Python Execution Speed & Debugging Project
Python is a core language supported by QuantConnect, yet operates at roughly 1/10th the speed of its C# counterpart. We would like to bring these two languages to near parity with an in-depth analysis of each piece of the speed delay and point by point improvement.
LEAN is a C# algorithmic trading engine which is able to import python algorithms thanks to our fork of PythonNet. PythonNet translates the C# classes into the Python domain and carries across all the financial data needed. Although a single interaction with PythonNet is relatively fast; triggering this event millions of times is slow.
Over 6 months the LEAN core team has investigated various technologies to achieve better debugging and better execution speeds. These designs included:
- Writing LEAN as a C++ library, imported to a C# and Python runner.
- Re-writing LEAN in CPython.
- Improving the PythonNet implementation.
The core requirements were: #1 Debugging. #2 Best Possible Speeds. Over time we tested every technology implementing hello world examples and benchmarking them. We dove into the Python-C API and discovered that PythonNet was invoking the same calls we would need to call for a native C++ implementation and that a CPython implementation was much slower compared to invoking the C-API directly.
Given these lessons: we have narrowed our focus to improve and optimize the LEAN-PythonNet interaction. The nice side effect of this is that we don't require a massive code rewrite of LEAN, it is a fairly low-risk way to make LEAN and Python better. There are three core concepts we can focus on for the most immediate results, similar to recycling! Reduce-Reuse-Recycle! :)
Find or create python-native translations of C# types to improve the conversion speed. E.g. Instead of using a C# Decimal in Python; cast it to a Python double. Instead of translating the CoarseFundamental object millions of times, create an equivalent in python and transmit the simple type to the algorithm.
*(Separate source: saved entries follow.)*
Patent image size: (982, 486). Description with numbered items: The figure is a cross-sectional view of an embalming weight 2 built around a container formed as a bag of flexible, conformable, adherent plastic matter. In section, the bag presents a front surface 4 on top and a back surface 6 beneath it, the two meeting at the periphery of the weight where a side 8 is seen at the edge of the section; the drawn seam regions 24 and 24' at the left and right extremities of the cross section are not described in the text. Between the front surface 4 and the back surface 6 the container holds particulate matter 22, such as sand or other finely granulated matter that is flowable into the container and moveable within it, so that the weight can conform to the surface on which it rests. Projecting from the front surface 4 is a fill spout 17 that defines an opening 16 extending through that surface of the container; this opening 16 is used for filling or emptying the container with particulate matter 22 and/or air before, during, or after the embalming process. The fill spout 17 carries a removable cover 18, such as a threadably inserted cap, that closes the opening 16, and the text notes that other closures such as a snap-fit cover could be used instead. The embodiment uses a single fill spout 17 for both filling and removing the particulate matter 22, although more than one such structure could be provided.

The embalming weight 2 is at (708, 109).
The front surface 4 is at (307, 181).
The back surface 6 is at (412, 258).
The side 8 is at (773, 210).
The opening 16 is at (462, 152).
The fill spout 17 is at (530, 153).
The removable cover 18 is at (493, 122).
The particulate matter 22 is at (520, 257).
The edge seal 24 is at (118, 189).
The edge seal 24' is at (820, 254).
Reuse "border crossings"; points where the C# objects are translated into python ones; or the Python method is invoked. These points can often be optimized to reuse the object instead of re-creating it each time. The expensive reflection process of obtaining a reference to OnData, for example, can easily be cached and reused forever. When the AlgorithmManager invoked "algorithm.OnData" there was a heavy reflection process being started under the surface which we should avoid (e.g. Reuse method )
Reduce border crossings by re-engineering class/eventing call architecture. The python method invocation overhead is currently being paid millions of times. There could be substantial improvements from re-architecting parts of LEAN to process some data in a batch form, potentially sending over larger "chunks" of data. This would reduce the number of border crossings. (e.g. Reduce crossings )
Install LEAN with Python
- Install LEAN.
- Get LEAN working with Python.
- Get a set of sample data provided through QuantConnect website.
- Draft a test algorithm exploiting the QC API in Python.
- Benchmark your performance - always record 3 values.
Install PythonNet Fork
Find Improvements - Make PR
- Look deeply into how LEAN works,
- Analyze the calls to PythonNet, find hot spots in your favorite optimization tool.
- Reduce python calls as much as possible, reuse objects.
- Test your fix. Submit a PR to LEAN or QuantConnect/PythonNet
Pull requests much pass the regression tests. Before merging we will also test them on the full cloud regression test to make sure its not a breaking change.